Additional parameters will turn into dimensionless groups of parameters that provide $\pi_1$ to $\pi_{n-3}$.
$\rule{4mm}{4mm}$
Self Test
Problem 1.3:
Oscillation period of a particle attached to a spring
In a gravitational field with acceleration $g_{\text{Moon}}=1.6\,\text{m/s$^2$}$
a particle of mass $M=100\,\text{g}$
is hanging at a spring with spring constant $k=1.6\,\text{kg/s$^2$}$.
It oscillates with period $T$ when it is slightly pulled downwards and released.
We describe the oscillation by the distance $x(t)$ from its rest position.
- Determine the dimensionless distance $\xi(t)$,
and the associated dimensionless velocity$\zeta(t)$. - Provide an order-of-estimate guess of the oscillation period $T$.
Problem 1.4:
Earth orbit around the sun
- Light travels with a speed of $c \approx 3 \times 10^{8}\,\text{m/s}$, and it takes $500\,\text{s}$ to travel from Sun to Earth. What is the Earth-Sun distance$D$, i.e., one Astronomical Unit (AU) in meters?
- The period of the trajectory of the Earth around the Sun depends on $D$, on the mass $M = 2 \times 10^{30}\,\text{kg}$ of the sun, and on the gravitational constant $G = 6.7 \times 10^{-11}\,\text{m$^3$/kg s$^2$}$. Estimate, based on this information, how long it takes for the Earth to travel once around the sun.
- Express your estimate in terms of years. The estimate of (b) is of order one, but still off by a considerable factor. Do you recognize the numerical value of this factor?
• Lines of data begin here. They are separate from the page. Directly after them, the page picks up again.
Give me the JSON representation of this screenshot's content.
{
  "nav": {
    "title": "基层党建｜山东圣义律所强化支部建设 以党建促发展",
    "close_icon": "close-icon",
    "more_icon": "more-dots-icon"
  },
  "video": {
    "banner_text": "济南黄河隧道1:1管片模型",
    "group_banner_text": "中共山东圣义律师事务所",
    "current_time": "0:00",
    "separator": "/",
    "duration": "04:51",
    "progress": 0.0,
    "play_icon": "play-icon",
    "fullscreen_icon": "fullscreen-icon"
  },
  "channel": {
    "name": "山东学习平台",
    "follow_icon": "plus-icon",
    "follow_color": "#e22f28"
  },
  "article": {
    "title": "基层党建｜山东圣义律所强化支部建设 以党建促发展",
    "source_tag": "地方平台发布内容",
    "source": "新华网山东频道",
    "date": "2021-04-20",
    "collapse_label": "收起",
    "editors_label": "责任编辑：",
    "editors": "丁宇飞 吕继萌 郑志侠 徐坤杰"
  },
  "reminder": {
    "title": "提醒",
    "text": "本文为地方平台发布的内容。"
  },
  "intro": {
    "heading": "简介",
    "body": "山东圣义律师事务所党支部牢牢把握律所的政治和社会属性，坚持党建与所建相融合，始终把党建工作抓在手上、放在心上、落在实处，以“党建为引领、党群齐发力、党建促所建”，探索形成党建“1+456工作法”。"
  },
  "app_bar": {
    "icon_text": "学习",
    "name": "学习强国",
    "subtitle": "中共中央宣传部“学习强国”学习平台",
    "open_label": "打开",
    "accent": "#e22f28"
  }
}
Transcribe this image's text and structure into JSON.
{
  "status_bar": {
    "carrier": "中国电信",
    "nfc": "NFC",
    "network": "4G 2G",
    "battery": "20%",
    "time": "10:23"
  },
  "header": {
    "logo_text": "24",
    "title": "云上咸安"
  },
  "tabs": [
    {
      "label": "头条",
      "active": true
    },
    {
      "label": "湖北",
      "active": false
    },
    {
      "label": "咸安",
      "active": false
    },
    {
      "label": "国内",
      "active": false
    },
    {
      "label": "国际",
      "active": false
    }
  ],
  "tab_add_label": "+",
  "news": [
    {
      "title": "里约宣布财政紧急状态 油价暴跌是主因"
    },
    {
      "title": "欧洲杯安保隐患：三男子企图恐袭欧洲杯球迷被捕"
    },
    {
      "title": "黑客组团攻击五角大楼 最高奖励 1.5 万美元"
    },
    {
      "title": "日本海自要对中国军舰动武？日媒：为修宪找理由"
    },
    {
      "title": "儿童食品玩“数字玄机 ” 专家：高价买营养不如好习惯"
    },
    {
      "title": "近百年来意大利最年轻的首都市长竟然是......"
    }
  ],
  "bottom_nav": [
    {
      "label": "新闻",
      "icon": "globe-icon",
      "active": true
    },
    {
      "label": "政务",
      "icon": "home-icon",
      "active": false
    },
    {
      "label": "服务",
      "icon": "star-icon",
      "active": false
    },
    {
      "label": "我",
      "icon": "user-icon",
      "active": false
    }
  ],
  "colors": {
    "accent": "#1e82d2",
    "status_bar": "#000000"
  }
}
- Upon discussing the trajectory $\mathbf x(t)$ of planets around the sun later on in this course, we will introduce dimensionless positions of the planets $\boldsymbol\xi(t) = \mathbf x(t) / L = ( x_1(t)/L, x_2(t)/L, x_3(t)/L)$. How would you define the associated dimensionless velocities?